Wenn die menschliche Seele zum Spiegel einer höheren Notwendigkeit wird, dann nimmt sie die Wesensartung des Ernstes an. Denn der Ernst ist gewissermaßen das seelische Echo, das durch die Wahrnehmung des objektiv Geistigen hervorgerufen wird.

 

Auch in der Engelwelt begegnen wir dem Ernst. Rudolf Steiner charakterisiert den Zeitgeist Michael in seinen »Leitsätzen« (GA 26) einmal mit folgenden Worten: »Michael ist in allem ernst, denn Ernst als Offenbarung eines Wesens ist der Spiegel des Kosmos aus diesem Wesen; Lächeln ist der Ausdruck dessen, was, von einem Wesen ausgehend, in die Welt hineinstrahlt.«

Im Gebet der Michael-Festeszeit tritt uns eine Beschreibung der Gestalt und Wesensart Michaels entgegen, in der auch das Motiv des Ernstes erscheint. Hier aber sind die soeben einander gegenübergestellten Qualitäten (Ernst als Spiegel des Kosmos – Lächeln als Ausdruck dessen, was in die Welt hineinstrahlt) auf geheimnisvolle Weise miteinander verbunden, wenn es heißt, dass aus Michaels Lichtglanz Ernst »erstrahlet«. Was für ein Wort! Was für eine Charakterisierung!: strahlender Ernst! Ein Ernst, der Licht in die Welt bringt. – Hätten wir davon doch auch ein wenig!

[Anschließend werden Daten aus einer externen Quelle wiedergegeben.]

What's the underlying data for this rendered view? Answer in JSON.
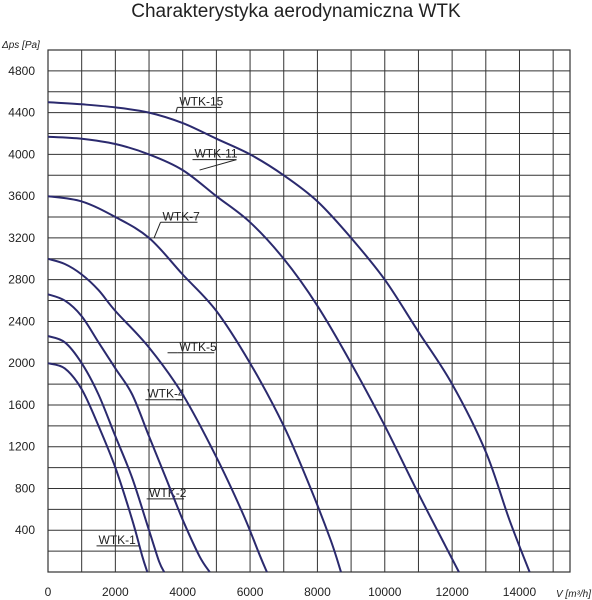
{
  "chart_data": {
    "type": "line",
    "title": "Charakterystyka aerodynamiczna WTK",
    "xlabel": "V [m³/h]",
    "ylabel": "Δps [Pa]",
    "xlim": [
      0,
      15500
    ],
    "ylim": [
      0,
      5000
    ],
    "x_ticks": [
      "0",
      "2000",
      "4000",
      "6000",
      "8000",
      "10000",
      "12000",
      "14000"
    ],
    "x_tick_values": [
      0,
      2000,
      4000,
      6000,
      8000,
      10000,
      12000,
      14000
    ],
    "y_ticks": [
      "400",
      "800",
      "1200",
      "1600",
      "2000",
      "2400",
      "2800",
      "3200",
      "3600",
      "4000",
      "4400",
      "4800"
    ],
    "y_tick_values": [
      400,
      800,
      1200,
      1600,
      2000,
      2400,
      2800,
      3200,
      3600,
      4000,
      4400,
      4800
    ],
    "grid": true,
    "line_color": "#2b2a6e",
    "series": [
      {
        "name": "WTK-1",
        "label_at": [
          1500,
          250
        ],
        "leader_to": [
          2700,
          250
        ],
        "points": [
          [
            0,
            2000
          ],
          [
            500,
            1950
          ],
          [
            1000,
            1750
          ],
          [
            1500,
            1400
          ],
          [
            2000,
            1000
          ],
          [
            2500,
            500
          ],
          [
            2800,
            150
          ],
          [
            2950,
            0
          ]
        ]
      },
      {
        "name": "WTK-2",
        "label_at": [
          3000,
          700
        ],
        "leader_to": [
          2930,
          700
        ],
        "points": [
          [
            0,
            2260
          ],
          [
            500,
            2200
          ],
          [
            1000,
            2000
          ],
          [
            1500,
            1700
          ],
          [
            2000,
            1300
          ],
          [
            2500,
            900
          ],
          [
            3000,
            400
          ],
          [
            3300,
            100
          ],
          [
            3450,
            0
          ]
        ]
      },
      {
        "name": "WTK-4",
        "label_at": [
          2950,
          1650
        ],
        "leader_to": [
          3800,
          1650
        ],
        "points": [
          [
            0,
            2660
          ],
          [
            500,
            2600
          ],
          [
            1000,
            2450
          ],
          [
            1500,
            2200
          ],
          [
            2000,
            1950
          ],
          [
            2500,
            1700
          ],
          [
            3000,
            1300
          ],
          [
            3500,
            900
          ],
          [
            4000,
            500
          ],
          [
            4500,
            150
          ],
          [
            4800,
            0
          ]
        ]
      },
      {
        "name": "WTK-5",
        "label_at": [
          3900,
          2100
        ],
        "leader_to": [
          3550,
          2100
        ],
        "points": [
          [
            0,
            3000
          ],
          [
            500,
            2950
          ],
          [
            1000,
            2850
          ],
          [
            1500,
            2700
          ],
          [
            2000,
            2500
          ],
          [
            3000,
            2150
          ],
          [
            4000,
            1700
          ],
          [
            5000,
            1100
          ],
          [
            5800,
            550
          ],
          [
            6300,
            150
          ],
          [
            6500,
            0
          ]
        ]
      },
      {
        "name": "WTK-7",
        "label_at": [
          3400,
          3350
        ],
        "leader_to": [
          3150,
          3200
        ],
        "points": [
          [
            0,
            3600
          ],
          [
            1000,
            3550
          ],
          [
            2000,
            3400
          ],
          [
            3000,
            3200
          ],
          [
            4000,
            2850
          ],
          [
            5000,
            2500
          ],
          [
            6000,
            2000
          ],
          [
            7000,
            1400
          ],
          [
            7800,
            800
          ],
          [
            8400,
            300
          ],
          [
            8700,
            0
          ]
        ]
      },
      {
        "name": "WTK-11",
        "label_at": [
          4350,
          3950
        ],
        "leader_to": [
          4500,
          3850
        ],
        "points": [
          [
            0,
            4170
          ],
          [
            1000,
            4150
          ],
          [
            2000,
            4100
          ],
          [
            3000,
            4000
          ],
          [
            4000,
            3850
          ],
          [
            5000,
            3600
          ],
          [
            6000,
            3350
          ],
          [
            7000,
            3000
          ],
          [
            8000,
            2550
          ],
          [
            9000,
            2000
          ],
          [
            10000,
            1400
          ],
          [
            11000,
            750
          ],
          [
            11800,
            250
          ],
          [
            12200,
            0
          ]
        ]
      },
      {
        "name": "WTK-15",
        "label_at": [
          3900,
          4450
        ],
        "leader_to": [
          3800,
          4400
        ],
        "points": [
          [
            0,
            4500
          ],
          [
            1000,
            4480
          ],
          [
            2000,
            4450
          ],
          [
            3000,
            4400
          ],
          [
            4000,
            4300
          ],
          [
            5000,
            4150
          ],
          [
            6000,
            4000
          ],
          [
            7000,
            3800
          ],
          [
            8000,
            3550
          ],
          [
            9000,
            3200
          ],
          [
            10000,
            2800
          ],
          [
            11000,
            2300
          ],
          [
            12000,
            1800
          ],
          [
            13000,
            1150
          ],
          [
            13700,
            500
          ],
          [
            14300,
            0
          ]
        ]
      }
    ]
  }
}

Immer wieder wird uns von Menschen, die neu dem Kultus begegnen, als Beobachtung zurückgespiegelt: Ihr seid alle so ernst. Dieser Ernst wird oft als abweisend, schwer, bedrückend und fern aller Lebensfreude empfunden. Muss das so sein?

Echter Ernst hat nichts zu tun mit Griesgrämigkeit, Verbitterung oder dauerhaft melancholischen Anwandlungen. Er hat zu tun mit Verantwortungsbewusstsein, mit Mut und dem Willen, sich ganz in den Dienst einer (höheren) Notwendigkeit zu stellen. Dennoch muss er nicht dunkel, sondern kann ganz hell sein, eben »strahlend«.

Je tiefer der Ernst zu Zeiten ist, umso größer kann auch die Freude, die Heiterkeit und Ausgelassenheit zu anderen Zeiten sein. Denn alles hat seine Zeit. Wir Menschen sind lebenslänglich atmende Wesen. Niemand kann nur Einatmen, das würde schnell zum Ende des Lebens führen. Ebenso wie permanentes Ausatmen. Das Leben entfaltet sich im Wechselspiel, im Rhythmus. Vielleicht geht es darum, immer wieder den für mich richtigen Rhythmus zwischen den so verschiedenen Lebensäußerungen der Seele zu finden – so dass unser Ernst atmen lernt.